Sergey Brin on Gemini 1.5 Pro (AGI House; March 2, 2024)

AttentionX

3 Mar 202436:59

Summary

TLDRThe speaker introduces an AI model called Gemini 1.5 Pro, explaining it performed much better than expected during training. He invites the audience to try interacting with the model and asks for questions. When asked about problematic image generation, he admits they messed up due to insufficient testing. He acknowledges text models can also say peculiar things if prompted aggressively enough. He claims Gemini 1.5 Pro text capabilities should not have such issues except the general AI quirks all models exhibit. Overall, he is excited about Gemini's potential for long context understanding and multimodal applications.

Takeaways

😊 The chat reveals behind-the-scenes info about the AI model Gemini 1.5 Pro, saying it performed better than expected during training.
🤓 Gemini is experimenting with feeding images and video frame-by-frame to the models to enable them to talk about the visual input.
😟 The speaker acknowledges issues with problematic image generation and text outputs from AI models.
🧐 Efforts are ongoing to understand why models sometimes generate concerning outputs when prompted in certain ways.
👩‍💻 The speaker personally writes a little bit of code to debug models or analyze performance, but says it is probably not impressive.
🤔 In response to a question, the speaker says today's AI models likely can't recursively self-improve sophisticated systems without human guidance.
😊 The speaker is excited about using AI to summarize lengthy personalized information like medical history to potentially enable better health diagnoses.
😕 The speaker says detecting AI-generated content is an important capability to combat misinformation.
🤔 When asked if programming careers are under threat, the speaker responds that AI's impacts across many careers over decades is difficult to predict.
😀 The speaker expresses optimism about AI advancing healthcare through better understanding biology and personalizing patient information.

Q & A

What model was the team testing when they created the 'goldfish' model?
-The team was experimenting with scaling up models as part of a 'scaling ladder' when they created the 1.5 Pro model they internally referred to as 'goldfish'. It was not specifically intended to be released.
Why was the 1.5 Pro model named 'goldfish' internally?
-The name 'goldfish' was meant ironically, referring to the short memory capacity of goldfish. This was likely meant to indicate the limits of the 1.5 Pro model's memory and context capacity at the time.
What issues did the speaker acknowledge with the image generation capabilities?
-The speaker acknowledged that they 'definitely messed up' on image generation, mainly due to insufficient testing.

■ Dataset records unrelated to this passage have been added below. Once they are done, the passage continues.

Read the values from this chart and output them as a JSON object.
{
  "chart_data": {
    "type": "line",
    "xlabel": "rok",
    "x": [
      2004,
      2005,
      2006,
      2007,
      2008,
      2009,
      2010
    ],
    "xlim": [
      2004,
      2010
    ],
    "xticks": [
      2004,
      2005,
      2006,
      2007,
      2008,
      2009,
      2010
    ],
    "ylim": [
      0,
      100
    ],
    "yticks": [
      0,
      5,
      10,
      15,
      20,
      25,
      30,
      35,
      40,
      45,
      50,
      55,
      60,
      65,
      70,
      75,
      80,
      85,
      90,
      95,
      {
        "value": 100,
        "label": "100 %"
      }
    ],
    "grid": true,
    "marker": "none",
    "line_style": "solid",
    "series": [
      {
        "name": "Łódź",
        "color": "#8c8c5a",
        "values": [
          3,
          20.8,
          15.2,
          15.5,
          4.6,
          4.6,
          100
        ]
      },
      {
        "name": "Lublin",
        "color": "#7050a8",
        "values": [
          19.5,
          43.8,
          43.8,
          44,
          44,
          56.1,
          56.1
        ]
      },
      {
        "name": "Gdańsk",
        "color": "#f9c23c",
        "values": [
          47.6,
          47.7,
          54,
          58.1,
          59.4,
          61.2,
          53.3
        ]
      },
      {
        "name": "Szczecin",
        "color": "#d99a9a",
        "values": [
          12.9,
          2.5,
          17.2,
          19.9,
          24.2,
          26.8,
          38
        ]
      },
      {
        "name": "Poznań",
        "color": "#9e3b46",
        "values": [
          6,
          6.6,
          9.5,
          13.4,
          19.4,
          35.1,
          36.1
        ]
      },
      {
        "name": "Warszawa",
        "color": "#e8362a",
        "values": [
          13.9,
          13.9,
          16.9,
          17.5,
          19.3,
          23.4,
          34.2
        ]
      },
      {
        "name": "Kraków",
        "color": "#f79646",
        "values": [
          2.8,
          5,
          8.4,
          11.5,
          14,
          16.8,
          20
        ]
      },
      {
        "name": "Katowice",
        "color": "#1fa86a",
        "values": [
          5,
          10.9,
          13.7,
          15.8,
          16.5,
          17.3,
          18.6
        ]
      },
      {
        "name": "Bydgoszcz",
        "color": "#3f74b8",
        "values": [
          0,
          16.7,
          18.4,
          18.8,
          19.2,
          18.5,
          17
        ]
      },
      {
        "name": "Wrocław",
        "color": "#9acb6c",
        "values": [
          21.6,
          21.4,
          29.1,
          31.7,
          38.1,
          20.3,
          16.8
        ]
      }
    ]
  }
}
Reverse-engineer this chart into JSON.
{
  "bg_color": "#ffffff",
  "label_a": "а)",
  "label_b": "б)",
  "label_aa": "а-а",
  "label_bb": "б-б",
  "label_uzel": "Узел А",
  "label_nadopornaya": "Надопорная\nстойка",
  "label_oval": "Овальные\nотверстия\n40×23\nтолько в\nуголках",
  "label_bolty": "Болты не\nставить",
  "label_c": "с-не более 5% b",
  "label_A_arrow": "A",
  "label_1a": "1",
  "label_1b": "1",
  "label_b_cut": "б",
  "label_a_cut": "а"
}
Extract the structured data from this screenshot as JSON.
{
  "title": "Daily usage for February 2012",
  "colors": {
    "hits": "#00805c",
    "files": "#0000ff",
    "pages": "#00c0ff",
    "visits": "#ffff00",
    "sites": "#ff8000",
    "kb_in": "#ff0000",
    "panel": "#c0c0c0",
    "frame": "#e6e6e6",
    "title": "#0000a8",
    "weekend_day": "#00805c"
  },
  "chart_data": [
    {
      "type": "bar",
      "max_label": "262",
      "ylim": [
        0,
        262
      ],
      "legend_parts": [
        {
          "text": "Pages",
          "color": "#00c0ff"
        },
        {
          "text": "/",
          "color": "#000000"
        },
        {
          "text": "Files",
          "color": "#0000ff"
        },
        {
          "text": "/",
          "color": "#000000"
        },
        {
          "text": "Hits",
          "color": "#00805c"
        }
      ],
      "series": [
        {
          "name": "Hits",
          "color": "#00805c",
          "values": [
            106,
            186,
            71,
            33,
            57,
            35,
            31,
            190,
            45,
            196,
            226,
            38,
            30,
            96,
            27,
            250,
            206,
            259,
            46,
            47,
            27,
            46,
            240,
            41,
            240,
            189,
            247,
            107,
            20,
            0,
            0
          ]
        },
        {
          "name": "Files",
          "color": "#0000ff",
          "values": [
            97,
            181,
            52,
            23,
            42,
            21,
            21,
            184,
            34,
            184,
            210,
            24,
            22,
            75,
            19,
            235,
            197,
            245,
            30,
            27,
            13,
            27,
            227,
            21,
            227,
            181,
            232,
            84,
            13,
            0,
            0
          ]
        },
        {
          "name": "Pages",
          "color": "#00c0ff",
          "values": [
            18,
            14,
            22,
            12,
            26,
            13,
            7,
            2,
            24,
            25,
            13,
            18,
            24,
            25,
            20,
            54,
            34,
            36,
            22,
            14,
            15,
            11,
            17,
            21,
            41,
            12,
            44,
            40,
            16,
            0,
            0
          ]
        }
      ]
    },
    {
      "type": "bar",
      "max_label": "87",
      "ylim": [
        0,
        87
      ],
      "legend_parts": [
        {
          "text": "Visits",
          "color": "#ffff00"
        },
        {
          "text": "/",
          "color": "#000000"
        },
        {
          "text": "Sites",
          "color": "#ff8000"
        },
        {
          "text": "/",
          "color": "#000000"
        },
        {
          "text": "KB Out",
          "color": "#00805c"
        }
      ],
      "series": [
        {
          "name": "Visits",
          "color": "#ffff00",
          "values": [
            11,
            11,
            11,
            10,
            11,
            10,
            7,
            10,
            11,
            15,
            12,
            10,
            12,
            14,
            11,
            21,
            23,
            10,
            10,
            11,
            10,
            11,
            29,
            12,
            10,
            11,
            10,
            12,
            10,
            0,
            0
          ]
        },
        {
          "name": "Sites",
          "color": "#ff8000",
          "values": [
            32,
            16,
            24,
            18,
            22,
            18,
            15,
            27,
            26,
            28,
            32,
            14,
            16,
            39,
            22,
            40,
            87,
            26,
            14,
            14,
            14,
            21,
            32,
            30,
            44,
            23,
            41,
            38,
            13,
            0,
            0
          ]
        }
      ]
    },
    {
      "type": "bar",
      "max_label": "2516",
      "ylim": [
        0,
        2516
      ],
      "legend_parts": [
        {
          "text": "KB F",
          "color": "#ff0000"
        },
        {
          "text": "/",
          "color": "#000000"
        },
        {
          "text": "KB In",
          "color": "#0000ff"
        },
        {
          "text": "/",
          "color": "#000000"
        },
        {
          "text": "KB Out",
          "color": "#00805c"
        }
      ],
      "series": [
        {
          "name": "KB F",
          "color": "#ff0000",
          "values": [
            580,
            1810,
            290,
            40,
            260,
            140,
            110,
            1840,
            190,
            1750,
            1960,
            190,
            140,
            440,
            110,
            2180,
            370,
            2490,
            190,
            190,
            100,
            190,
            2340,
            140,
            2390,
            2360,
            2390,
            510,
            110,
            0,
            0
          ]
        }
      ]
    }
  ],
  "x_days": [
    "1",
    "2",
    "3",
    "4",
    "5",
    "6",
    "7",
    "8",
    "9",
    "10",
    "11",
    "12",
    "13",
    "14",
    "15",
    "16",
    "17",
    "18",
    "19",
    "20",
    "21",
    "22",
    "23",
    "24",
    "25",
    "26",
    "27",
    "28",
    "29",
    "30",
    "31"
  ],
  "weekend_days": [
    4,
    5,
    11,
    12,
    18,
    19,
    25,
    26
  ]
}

This upset many people based on the problematic images that were generated.
What two issues did the speaker identify with the text models?
-The speaker identified two issues with text models - first, that weird or inappropriate content can emerge when deeply testing any text model. Second, there were still bias issues specifically within Gemini models that they had not fully resolved.
How does the speaker explain the model's ability to connect code snippets and bug videos?
-The speaker admits they do not fully understand how the model can connect code and video to identify bugs. They state that while it works, it requires a lot of time and study to deeply analyze why models can accomplish complex tasks.
What are the speaker's thoughts on training models on-device?
-The speaker is very positive about on-device model training and deployment. They mention Google has shipped models to Android, Chrome, and Pixel phones. Smaller models trained on-device can also call larger cloud models.
What healthcare applications seem most promising to the speaker?
-The speaker highlights AI applications for understanding biological processes and summarizing complex medical literature. Additionally, personalized patient diagnosis, history analysis, and treatment recommendations mediated by a doctor.
How does the speaker explain constraints around self-improving AI systems?
-The speaker says self-improving AI could work in very limited domains with human guidance. But complex codebases require more than long context, needing retrieval and augmentation. So far there are limits to totally automated improvement.
What lessons did the speaker learn from the early Google Glass rollout?
-The speaker feels Google Glass was released too early as an incomplete prototype rather than thoroughly tested product. Personally lacking consumer hardware expertise then, the speaker wishes expectations were properly set around an early prototype.
Despite business model shifts, why is the speaker optimistic?
-The speaker feels that as long as AI generates tremendous value and productivity gains displacing human labor time and effort, innovative business models will emerge around monetization.